Thats a great way to put it. May their sunk ship become cover for fish and crabs, decompose and be forgotten. I dont see how they could win 2004 now.
Are you sure about that?
13 October 1988
BERNARD SHAW: By agreement between the candidates, the first question goes to Gov. Dukakis. You have two minutes to respond. Governor, if Kitty Dukakis were raped and murdered, would you favor an irrevocable death penalty for the killer?
DUKAKIS: No, I don't, Bernard. And I think you know that I've opposed the death penalty during all of my life. I don't see any evidence that it's a deterrent, and I think there are better and more effective ways to deal with violent crime. We've done so in my own state. And it's one of the reasons why we have had the biggest drop in crime of any industrial state in America; why we have the lowest murder rate of any industrial state in America. But we have work to do in this nation. We have work to do to fight a real war, not a phony war, against drugs. And that's something I want to lead, something we haven't had over the course of the past many years, even though the Vice President has been at least allegedly in charge of that war. We have much to do to step up that war, to double the number of drug enforcement agents, to fight both here and abroad, to work with our neighbors in this hemisphere. And I want to call a hemispheric summit just as soon after the 20th of January as possible to fight that war. But we also have to deal with drug education prevention here at home. And that's one of the things that I hope I can lead personally as the President of the United States. We've had great success in my own state. And we've reached out to young people and their families and been able to help them by beginning drug education and prevention in the early elementary grades. So we can fight this war, and we can win this war. And we can do so in a way that marshals our forces, that provides real support for state and local law enforcement officers who have not been getting that support, and do it in a way which will bring down violence in this nation, will help our youngsters to stay away from drugs, will stop this avalanche of drugs that's pouring into the country, and will make it possible for our kids and our families to grow up in safe and secure and decent neighborhoods.
SHAW: Mr. Vice President, your one-minute rebuttal.

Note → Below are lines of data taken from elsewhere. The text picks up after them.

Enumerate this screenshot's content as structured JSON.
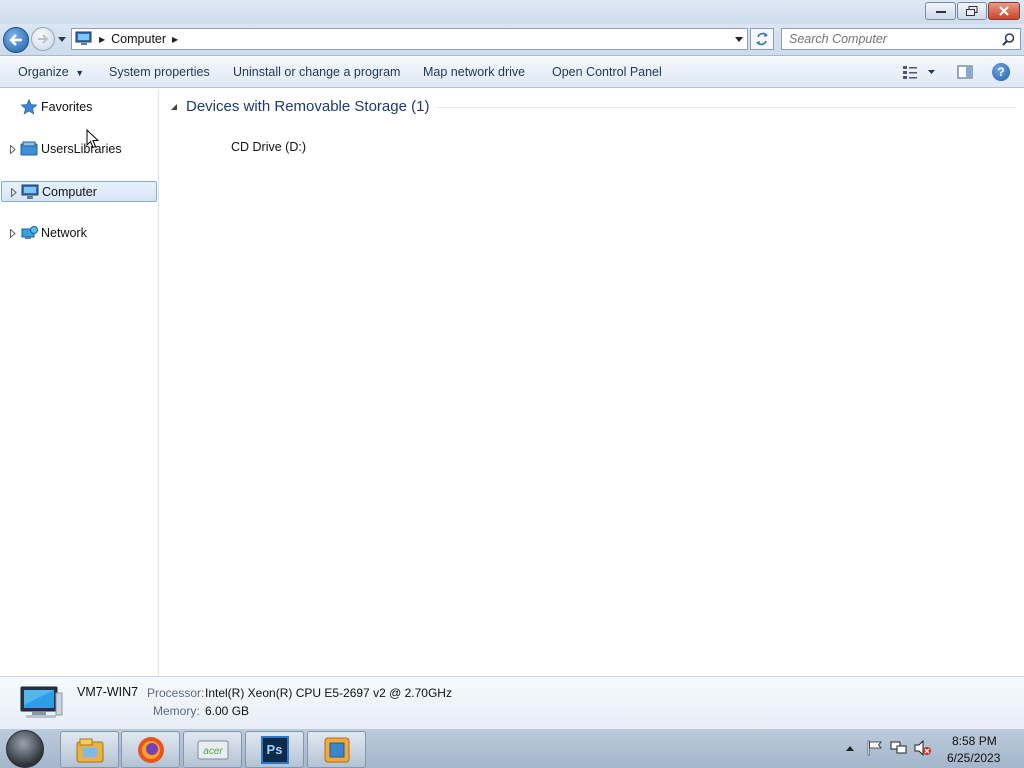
{
  "address_bar": {
    "location": "Computer"
  },
  "search": {
    "placeholder": "Search Computer"
  },
  "command_bar": {
    "organize": "Organize",
    "system_properties": "System properties",
    "uninstall": "Uninstall or change a program",
    "map_network_drive": "Map network drive",
    "open_control_panel": "Open Control Panel"
  },
  "nav_pane": {
    "items": [
      {
        "label": "Favorites"
      },
      {
        "label": "UsersLibraries"
      },
      {
        "label": "Computer",
        "selected": true
      },
      {
        "label": "Network"
      }
    ]
  },
  "content": {
    "group_title": "Devices with Removable Storage (1)",
    "items": [
      {
        "label": "CD Drive (D:)"
      }
    ]
  },
  "details": {
    "pc_name": "VM7-WIN7",
    "processor_label": "Processor:",
    "processor_value": "Intel(R) Xeon(R) CPU E5-2697 v2 @ 2.70GHz",
    "memory_label": "Memory:",
    "memory_value": "6.00 GB"
  },
  "taskbar": {
    "apps": [
      "windows-explorer-icon",
      "firefox-icon",
      "acer-icon",
      "photoshop-icon",
      "app-icon"
    ],
    "ps_label": "Ps"
  },
  "clock": {
    "time": "8:58 PM",
    "date": "6/25/2023"
  },
  "colors": {
    "accent": "#1e3a6e",
    "selection": "#d4e5f8",
    "titlebar": "#dfe9f5",
    "taskbar": "#a4b6cb"
  }
}
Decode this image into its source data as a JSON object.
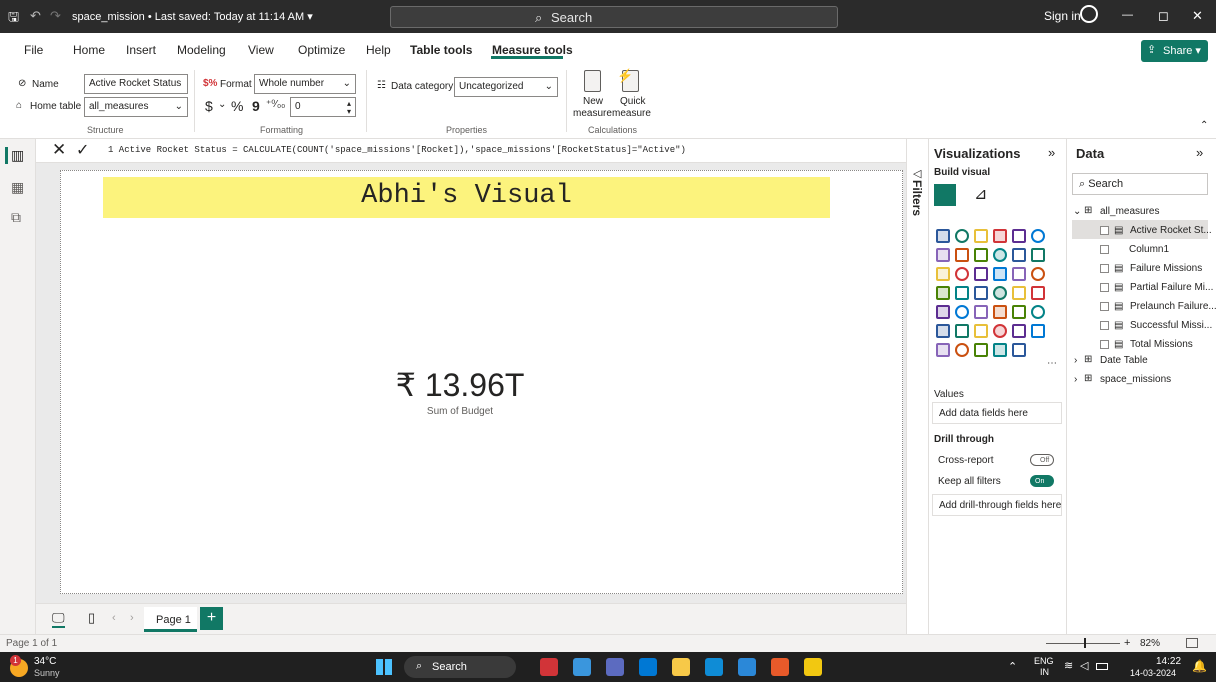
{
  "titlebar": {
    "file_title": "space_mission • Last saved: Today at 11:14 AM ▾",
    "search": "Search",
    "sign_in": "Sign in",
    "minimize": "—",
    "restore": "◻",
    "close": "✕"
  },
  "menu": {
    "items": [
      "File",
      "Home",
      "Insert",
      "Modeling",
      "View",
      "Optimize",
      "Help",
      "Table tools",
      "Measure tools"
    ],
    "share": "Share ▾"
  },
  "ribbon": {
    "name_label": "Name",
    "name_value": "Active Rocket Status",
    "home_table_label": "Home table",
    "home_table_value": "all_measures",
    "structure_group": "Structure",
    "format_label": "Format",
    "format_value": "Whole number",
    "currency": "$",
    "percent": "%",
    "comma": "9",
    "decimal_places": "0",
    "formatting_group": "Formatting",
    "data_category_label": "Data category",
    "data_category_value": "Uncategorized",
    "properties_group": "Properties",
    "new_measure_1": "New",
    "new_measure_2": "measure",
    "quick_measure_1": "Quick",
    "quick_measure_2": "measure",
    "calculations_group": "Calculations"
  },
  "formula": {
    "text": "1  Active Rocket Status = CALCULATE(COUNT('space_missions'[Rocket]),'space_missions'[RocketStatus]=\"Active\")"
  },
  "canvas": {
    "banner_title": "Abhi's Visual",
    "kpi_value": "₹ 13.96T",
    "kpi_label": "Sum of Budget"
  },
  "pages": {
    "tab": "Page 1",
    "add": "+",
    "status": "Page 1 of 1",
    "zoom": "82%"
  },
  "filters": {
    "label": "Filters"
  },
  "visualizations": {
    "title": "Visualizations",
    "build_visual": "Build visual",
    "values_label": "Values",
    "values_placeholder": "Add data fields here",
    "drill_through": "Drill through",
    "cross_report": "Cross-report",
    "cross_report_state": "Off",
    "keep_all_filters": "Keep all filters",
    "keep_all_filters_state": "On",
    "drill_placeholder": "Add drill-through fields here",
    "icon_colors": [
      "#2b579a",
      "#117865",
      "#e8c03a",
      "#d13438",
      "#5c2d91",
      "#0078d4",
      "#8764b8",
      "#ca5010",
      "#498205",
      "#038387"
    ]
  },
  "data": {
    "title": "Data",
    "search": "Search",
    "tables": [
      {
        "name": "all_measures",
        "items": [
          "Active Rocket St...",
          "Column1",
          "Failure Missions",
          "Partial Failure Mi...",
          "Prelaunch Failure...",
          "Successful Missi...",
          "Total Missions"
        ]
      },
      {
        "name": "Date Table",
        "items": []
      },
      {
        "name": "space_missions",
        "items": []
      }
    ]
  },
  "taskbar": {
    "temp": "34°C",
    "weather": "Sunny",
    "search": "Search",
    "lang_1": "ENG",
    "lang_2": "IN",
    "time": "14:22",
    "date": "14-03-2024",
    "notification": "1"
  }
}
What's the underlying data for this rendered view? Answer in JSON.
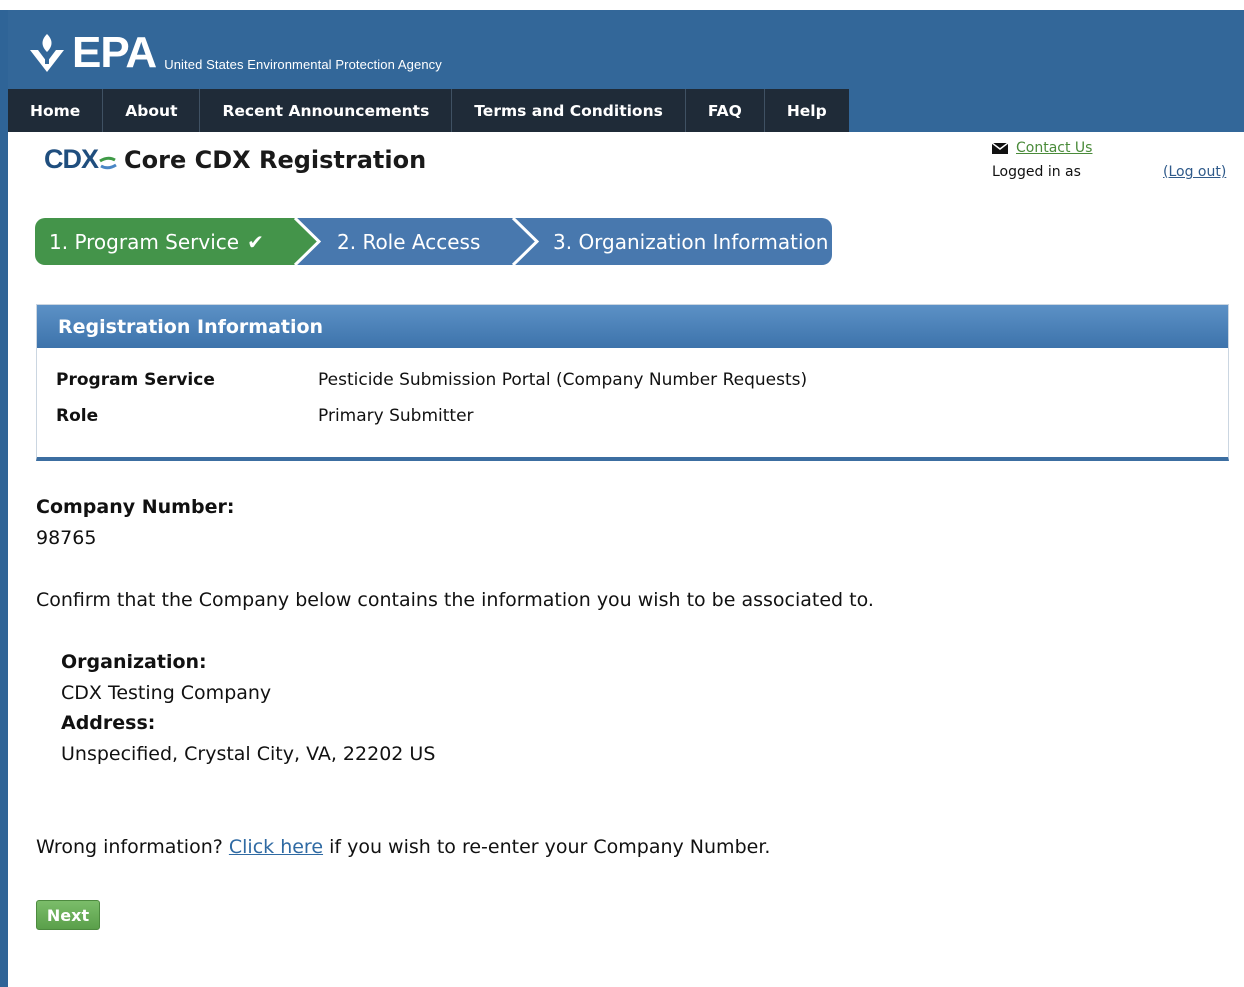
{
  "brand": {
    "logo_text": "EPA",
    "agency": "United States Environmental Protection Agency",
    "header_color": "#336799"
  },
  "nav": {
    "items": [
      {
        "label": "Home"
      },
      {
        "label": "About"
      },
      {
        "label": "Recent Announcements"
      },
      {
        "label": "Terms and Conditions"
      },
      {
        "label": "FAQ"
      },
      {
        "label": "Help"
      }
    ]
  },
  "app": {
    "logo_text": "CDX",
    "title": "Core CDX Registration"
  },
  "account": {
    "contact_label": "Contact Us",
    "logged_in_label": "Logged in as",
    "logout_label": "(Log out)"
  },
  "steps": [
    {
      "label": "1. Program Service",
      "status": "complete",
      "color": "#44944a"
    },
    {
      "label": "2. Role Access",
      "status": "pending",
      "color": "#4878ae"
    },
    {
      "label": "3. Organization Information",
      "status": "current",
      "color": "#4878ae"
    }
  ],
  "registration": {
    "heading": "Registration Information",
    "program_service_label": "Program Service",
    "program_service_value": "Pesticide Submission Portal (Company Number Requests)",
    "role_label": "Role",
    "role_value": "Primary Submitter"
  },
  "company": {
    "number_label": "Company Number:",
    "number_value": "98765",
    "confirm_text": "Confirm that the Company below contains the information you wish to be associated to.",
    "organization_label": "Organization:",
    "organization_value": "CDX Testing Company",
    "address_label": "Address:",
    "address_value": "Unspecified, Crystal City, VA, 22202 US"
  },
  "wrong_info": {
    "prefix": "Wrong information?",
    "link_label": "Click here",
    "suffix": "if you wish to re-enter your Company Number."
  },
  "actions": {
    "next_label": "Next"
  }
}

BUSH: Well, a lot of what this campaign is about, it seems to me Bernie, goes to the question of values. And here I do have, on this particular question, a big difference with my opponent. You see, I do believe that some crimes are so heinous, so brutal, so outrageous, and I'd say particularly those that result in the death of a police officer, for those real brutal crimes, I do believe in the death penalty, and I think it is a deterrent, and I believe we need it. And I'm glad that the Congress moved on this drug bill and have finally called for that related to these narcotics drug kingpins. And so we just have an honest difference of opinion: I support it and he doesn't.
She had heard, but didn't know who he was. She thought Iraq was something they use in Arkansas to rake leaves.
This, in answer to a question about what you would do if your wife was raped and murdered... Amazing.